BS’D

We are blessed. We have Chagim U’Zmanim L’Sasson – Holy Days and Times for Ecstatic Joy. The Jewish People have been gifted with periods out of space and time. Shabbat and Holy Days allow us to connect with eternal truth, that which is always, as opposed to being held prisoner to the vagaries of the conditions of the seeming reality of the moment and believing that that’s it. Aside from the uniqueness of each Shabbat and Holy Day with their specific message, teaching, intention and opportunity, they should serve as protections from despair and liberating enablers to bring the Coming World.

I live for Shabbat and Chagim. The truth is, it’s very simple for me. The only real work in this world is to do that which we aren’t: relate to each other on the highest and deepest of levels; helping one another live outside ‘olam shel sheker’. If every evil in the world is some manifestation of relating to the other wrongly, then the opposite should be its tikkun. So I had the most awesome, redemptive Chanukah in Uman and Mezhibuzh and I had the most real, profound Purim ever. But what then? The drop off from the eternal to the temporal has become so breathtaking that I no longer fully know how to be in either. So these special times are no longer redemptive as they once were.

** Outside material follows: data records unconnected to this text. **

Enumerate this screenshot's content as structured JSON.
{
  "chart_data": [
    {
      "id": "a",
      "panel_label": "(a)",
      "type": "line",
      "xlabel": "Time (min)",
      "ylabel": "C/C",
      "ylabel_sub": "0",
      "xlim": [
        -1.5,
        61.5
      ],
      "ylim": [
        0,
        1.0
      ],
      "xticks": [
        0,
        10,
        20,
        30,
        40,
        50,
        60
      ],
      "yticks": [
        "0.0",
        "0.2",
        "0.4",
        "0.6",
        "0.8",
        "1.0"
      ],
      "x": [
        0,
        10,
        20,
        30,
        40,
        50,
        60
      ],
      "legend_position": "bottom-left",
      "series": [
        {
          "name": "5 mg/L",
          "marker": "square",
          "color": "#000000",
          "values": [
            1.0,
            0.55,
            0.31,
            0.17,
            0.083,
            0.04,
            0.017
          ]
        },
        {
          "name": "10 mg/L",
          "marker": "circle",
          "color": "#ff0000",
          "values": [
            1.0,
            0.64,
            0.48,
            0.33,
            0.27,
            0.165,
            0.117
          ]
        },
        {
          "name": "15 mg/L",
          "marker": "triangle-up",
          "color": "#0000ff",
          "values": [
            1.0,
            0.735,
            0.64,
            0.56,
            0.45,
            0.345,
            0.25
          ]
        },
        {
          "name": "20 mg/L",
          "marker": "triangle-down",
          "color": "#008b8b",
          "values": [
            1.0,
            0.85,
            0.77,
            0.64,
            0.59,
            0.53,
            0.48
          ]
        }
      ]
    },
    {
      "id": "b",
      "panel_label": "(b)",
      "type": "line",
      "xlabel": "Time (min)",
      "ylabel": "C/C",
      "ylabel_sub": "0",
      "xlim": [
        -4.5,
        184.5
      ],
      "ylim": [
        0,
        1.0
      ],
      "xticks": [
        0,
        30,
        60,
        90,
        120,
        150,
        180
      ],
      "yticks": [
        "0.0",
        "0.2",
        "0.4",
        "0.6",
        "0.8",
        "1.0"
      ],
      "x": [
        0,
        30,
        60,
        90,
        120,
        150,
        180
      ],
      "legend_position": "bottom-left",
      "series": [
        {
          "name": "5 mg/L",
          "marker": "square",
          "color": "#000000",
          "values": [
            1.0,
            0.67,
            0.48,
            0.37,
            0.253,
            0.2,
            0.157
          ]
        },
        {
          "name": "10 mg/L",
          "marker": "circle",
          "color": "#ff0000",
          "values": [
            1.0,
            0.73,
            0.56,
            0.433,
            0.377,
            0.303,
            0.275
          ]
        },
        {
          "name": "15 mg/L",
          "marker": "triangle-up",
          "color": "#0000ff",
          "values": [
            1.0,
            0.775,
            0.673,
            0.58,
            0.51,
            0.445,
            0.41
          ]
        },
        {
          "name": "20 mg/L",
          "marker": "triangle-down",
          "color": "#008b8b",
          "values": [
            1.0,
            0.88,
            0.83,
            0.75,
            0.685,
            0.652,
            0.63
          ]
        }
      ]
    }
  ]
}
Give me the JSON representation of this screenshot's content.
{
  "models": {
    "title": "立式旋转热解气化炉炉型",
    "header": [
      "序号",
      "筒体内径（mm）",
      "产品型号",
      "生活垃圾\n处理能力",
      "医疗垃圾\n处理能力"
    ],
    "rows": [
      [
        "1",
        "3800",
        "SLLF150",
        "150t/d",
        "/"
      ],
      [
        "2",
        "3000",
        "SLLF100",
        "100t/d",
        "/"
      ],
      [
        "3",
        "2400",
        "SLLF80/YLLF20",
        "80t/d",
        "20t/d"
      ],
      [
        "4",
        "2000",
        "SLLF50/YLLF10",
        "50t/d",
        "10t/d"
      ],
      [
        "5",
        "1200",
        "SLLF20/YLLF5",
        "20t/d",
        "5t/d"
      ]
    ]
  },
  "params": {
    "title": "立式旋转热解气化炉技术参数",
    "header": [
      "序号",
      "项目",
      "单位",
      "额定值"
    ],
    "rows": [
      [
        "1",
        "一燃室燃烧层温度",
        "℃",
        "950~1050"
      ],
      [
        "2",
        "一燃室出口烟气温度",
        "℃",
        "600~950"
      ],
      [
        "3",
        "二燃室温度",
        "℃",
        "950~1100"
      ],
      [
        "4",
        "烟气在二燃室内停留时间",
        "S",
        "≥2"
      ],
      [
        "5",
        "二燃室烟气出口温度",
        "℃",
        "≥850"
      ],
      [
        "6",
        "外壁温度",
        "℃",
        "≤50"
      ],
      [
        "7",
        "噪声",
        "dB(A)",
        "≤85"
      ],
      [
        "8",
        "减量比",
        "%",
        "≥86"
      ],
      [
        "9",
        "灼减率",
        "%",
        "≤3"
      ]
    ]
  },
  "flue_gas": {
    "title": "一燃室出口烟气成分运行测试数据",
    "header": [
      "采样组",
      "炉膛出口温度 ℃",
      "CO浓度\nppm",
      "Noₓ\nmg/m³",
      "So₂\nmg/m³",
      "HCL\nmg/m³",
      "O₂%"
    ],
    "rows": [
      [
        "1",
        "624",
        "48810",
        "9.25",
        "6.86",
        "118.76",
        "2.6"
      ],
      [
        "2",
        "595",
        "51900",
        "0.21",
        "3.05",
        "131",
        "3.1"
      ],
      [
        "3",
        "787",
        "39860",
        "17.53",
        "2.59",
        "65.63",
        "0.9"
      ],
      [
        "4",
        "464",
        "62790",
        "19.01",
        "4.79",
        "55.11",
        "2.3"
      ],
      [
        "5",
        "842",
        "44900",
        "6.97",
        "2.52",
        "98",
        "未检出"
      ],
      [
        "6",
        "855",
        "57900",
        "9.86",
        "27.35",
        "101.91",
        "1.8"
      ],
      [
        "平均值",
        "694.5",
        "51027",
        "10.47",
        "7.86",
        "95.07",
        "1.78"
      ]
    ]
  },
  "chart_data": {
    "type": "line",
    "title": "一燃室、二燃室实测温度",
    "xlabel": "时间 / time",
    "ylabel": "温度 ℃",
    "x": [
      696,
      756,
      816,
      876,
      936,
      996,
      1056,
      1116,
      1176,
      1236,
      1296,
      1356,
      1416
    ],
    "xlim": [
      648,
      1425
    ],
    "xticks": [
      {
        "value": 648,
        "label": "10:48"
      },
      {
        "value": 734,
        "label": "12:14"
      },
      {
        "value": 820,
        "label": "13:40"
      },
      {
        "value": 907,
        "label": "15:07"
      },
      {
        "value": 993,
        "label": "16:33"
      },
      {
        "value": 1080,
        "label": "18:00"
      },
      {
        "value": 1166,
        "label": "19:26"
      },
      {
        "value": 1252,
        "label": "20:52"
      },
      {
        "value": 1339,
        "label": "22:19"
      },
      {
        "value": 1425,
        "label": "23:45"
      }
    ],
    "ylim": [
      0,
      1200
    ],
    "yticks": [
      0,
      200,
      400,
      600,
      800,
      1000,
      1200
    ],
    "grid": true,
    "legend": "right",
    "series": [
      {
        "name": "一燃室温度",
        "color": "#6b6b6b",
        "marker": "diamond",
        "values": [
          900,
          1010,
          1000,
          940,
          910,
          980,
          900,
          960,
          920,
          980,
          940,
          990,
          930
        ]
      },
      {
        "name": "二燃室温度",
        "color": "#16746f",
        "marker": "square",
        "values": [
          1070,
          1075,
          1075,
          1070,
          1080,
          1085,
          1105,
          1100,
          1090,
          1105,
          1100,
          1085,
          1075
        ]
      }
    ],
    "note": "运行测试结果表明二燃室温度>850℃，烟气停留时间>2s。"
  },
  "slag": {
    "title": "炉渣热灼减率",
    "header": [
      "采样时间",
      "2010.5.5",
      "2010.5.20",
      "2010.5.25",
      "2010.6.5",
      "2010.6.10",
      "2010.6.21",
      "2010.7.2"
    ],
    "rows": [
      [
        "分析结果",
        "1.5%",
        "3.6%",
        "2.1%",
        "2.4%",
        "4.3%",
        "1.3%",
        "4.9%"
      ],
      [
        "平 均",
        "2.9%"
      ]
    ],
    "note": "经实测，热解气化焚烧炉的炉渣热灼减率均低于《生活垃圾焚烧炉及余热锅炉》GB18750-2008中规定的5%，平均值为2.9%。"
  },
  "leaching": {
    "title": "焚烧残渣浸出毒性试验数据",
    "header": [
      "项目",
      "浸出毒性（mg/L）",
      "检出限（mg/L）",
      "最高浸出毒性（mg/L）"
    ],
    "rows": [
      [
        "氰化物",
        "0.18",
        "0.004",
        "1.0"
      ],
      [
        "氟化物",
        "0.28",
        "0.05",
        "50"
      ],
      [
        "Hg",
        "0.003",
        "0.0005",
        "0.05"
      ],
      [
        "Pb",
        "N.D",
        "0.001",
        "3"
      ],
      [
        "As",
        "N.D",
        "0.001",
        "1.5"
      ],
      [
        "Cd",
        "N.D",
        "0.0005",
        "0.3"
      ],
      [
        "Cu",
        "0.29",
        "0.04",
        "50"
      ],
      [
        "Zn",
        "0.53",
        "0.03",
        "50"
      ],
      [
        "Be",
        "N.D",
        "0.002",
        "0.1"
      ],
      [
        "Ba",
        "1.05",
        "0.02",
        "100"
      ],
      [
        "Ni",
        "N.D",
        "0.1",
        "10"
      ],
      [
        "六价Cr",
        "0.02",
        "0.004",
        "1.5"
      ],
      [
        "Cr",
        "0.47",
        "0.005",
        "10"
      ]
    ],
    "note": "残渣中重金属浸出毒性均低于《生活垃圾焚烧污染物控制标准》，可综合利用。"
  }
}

Those closest to me, know that the last years have been filled with pain and sadness and a meaningful amount of anger and understand that I could not be yesterday’s Moish, today. Most don’t understand. They only want to see the ever public Moish, filled with joy, humor and laughter, easing hard energy and always knowing what to say to save the moment. This Moish emerges only now and then.

I look at the world and what is happening and add that to the ever present memory of all that has occurred in the last 6 and a half years and shrink back. What to do? There’s only one thing left to do: To shout from the top of ones lungs and yell: STOP! THERE’S ONLY ONE THING TO DO: STORM THE GATES OF HEAVEN AND NOT LET UP UNTIL THE REDEMPTION IS HERE!!!!!!!!

Who me? Who’s listening? Who has patience to be taught to see with new eyes? Who is disgusted enough with the world as it is and in what direction is it moving that they’re ready to abandon living life as if this is the way it will always be; to make change? Why would anyone listen to me? Who would open up the channels for the message to be communicated?

So I lie is wait. Times are so portentous that I wait HaShem’s next big cataclysmic move. I lie in wait for the Great Day. I used to work hard, ceaselessly and passionately for it to come. I’ve lost the passion that used to drive me. There is only so much sadness and tragedy one can be sensitive to and exposed to.

And then Rav Avraham Sutton walks by and asks, “Waiting for HaShem? It’s up to US! He’s waiting for US!!!” And then I shrink even further back. I don’t know anymore how to work ‘yesh may’ayin’ – something from nothing. I don’t know how to ‘market’ my vision to finance the effort. And I wonder where all those who look to me are to bring their talents to bear to help coalesce the work. And if I have to do everything, I can’t do anything. And if this is all how I feel, then am I then not worthy of the neither the vision nor the privilege of manifesting it.?

For most of the last 17 years, I could work from nothing. I felt clearly guided by Heaven’s Hand. As long as there was some vestige of freshness from all that was shown to me in years past, I had something to draw upon to fuel my passion. But now I wonder why HaShem has shown me all that He has, of the greatness of the Great Day and the Coming World. The power of that vision has waned. It can only live for just so much time on memory. And time has caught up with memory.

The love, support and encouragement from friends and chevre from Shlomo world and Rainbow and Bat Ayin and Nachlaot and all the places in between, used to be enough. It used to be enough to have the stamina, resilience and endurance to forge ahead, despite poverty and lack of soul mate. Now it just enough to keep me alive.

I’m tired of the struggle to make it just one more day. I’m frustrated trying to come up with some scheme to ‘market’ Moish’s ‘rebbekeit’ so I can have a basic parnassa. And more than anything, I wonder why HaShem has deprived me of my own love of my life. And I despair of knowing what to do about it. I want a vacation. I want $36,000 to fix the gashmiut of my life, to attend to my health, physical as well as spiritual. And more than anything, I want to be better than I am, better than my weaknesses and better with my beliefs in G-d and self. I want to be better.

So I extend an invitation to G-d: Justify the secrets of my life. Justify all that I know, all that you’ve revealed to me and all that you’ve given me to contend with. Renew your contract and covenant with me.

“Melech Rachman, Rachem Aleynu. Tov U’Metiv Hdaresh Lanu.”

“Hashivenu HaShem Aleycha, v’Nashuva.”

“VaAni B’Chasdecha Batachti” – Can’t You find a better way? And do it now?